信頼あってこそ

 地方にあっては一見さんだけで商売が成り立つことはありません。地域や常連さんの信頼があってこそ良い仕事を継続していくことができます。ですが、信頼ほど脆いものはありません。たとえば10回のうち1回でも欲を出してしまった、イライラしてしまったというだけで信頼は失われてしまいます。いつも変わらず誠意と感謝があってこそ信頼関係が育まれていくものです。ですが、人間の精神状態には波があり、経営も順風満帆とはいかないものです。様々なマイナス要素があっても、そのうえでいかに誠意と感謝を保つかが問われるのです。


 よく付加価値ということを耳にしますが、お客様が価値と感じるだけのメリットがなければ意味がありません。利益というものは求めるものではなく、あとからついてくるものだと思うのです。誰しも風を感じることはできますが、風を追いかけたり捕まえることはできません。追いかけることをやめ待っていると、気持ちのよい風が吹いてくるものです。

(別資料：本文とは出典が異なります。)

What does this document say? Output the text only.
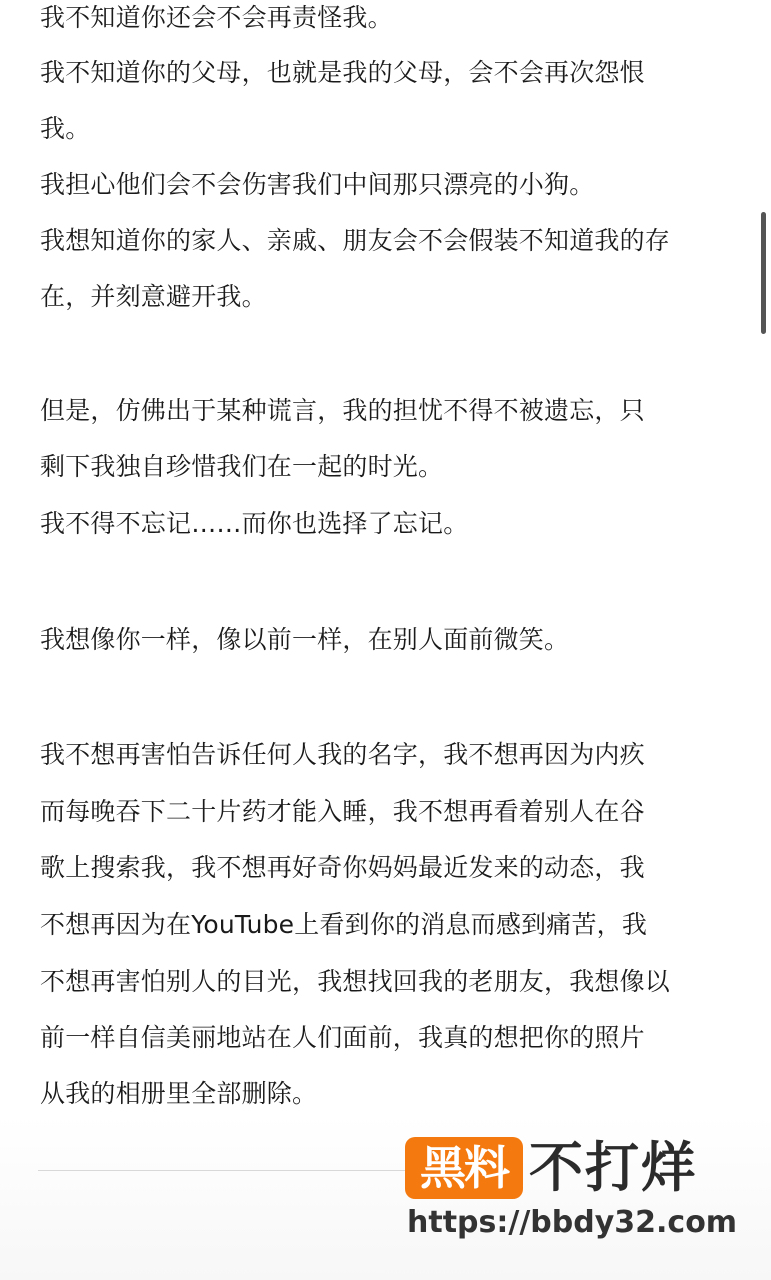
我不知道你还会不会再责怪我。
我不知道你的父母，也就是我的父母，会不会再次怨恨
我。
我担心他们会不会伤害我们中间那只漂亮的小狗。
我想知道你的家人、亲戚、朋友会不会假装不知道我的存
在，并刻意避开我。
但是，仿佛出于某种谎言，我的担忧不得不被遗忘，只
剩下我独自珍惜我们在一起的时光。
我不得不忘记……而你也选择了忘记。
我想像你一样，像以前一样，在别人面前微笑。
我不想再害怕告诉任何人我的名字，我不想再因为内疚
而每晚吞下二十片药才能入睡，我不想再看着别人在谷
歌上搜索我，我不想再好奇你妈妈最近发来的动态，我
不想再因为在YouTube上看到你的消息而感到痛苦，我
不想再害怕别人的目光，我想找回我的老朋友，我想像以
前一样自信美丽地站在人们面前，我真的想把你的照片
从我的相册里全部删除。
黑料 不打烊
https://bbdy32.com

 同じように利益もこの世界を巡っていますが、求めるものではないのです。お客様の財布ではなく、心に目を向けてさえいれば、自然と利益はついてくるものなのです。私達はそれぞれに与えられた役割があります。誠意と感謝をもってその役割に励んでいれば、心配しなくても過不足なくやっていくことができるのです。信頼や期待を裏切ることがないよう努めていきたいものです。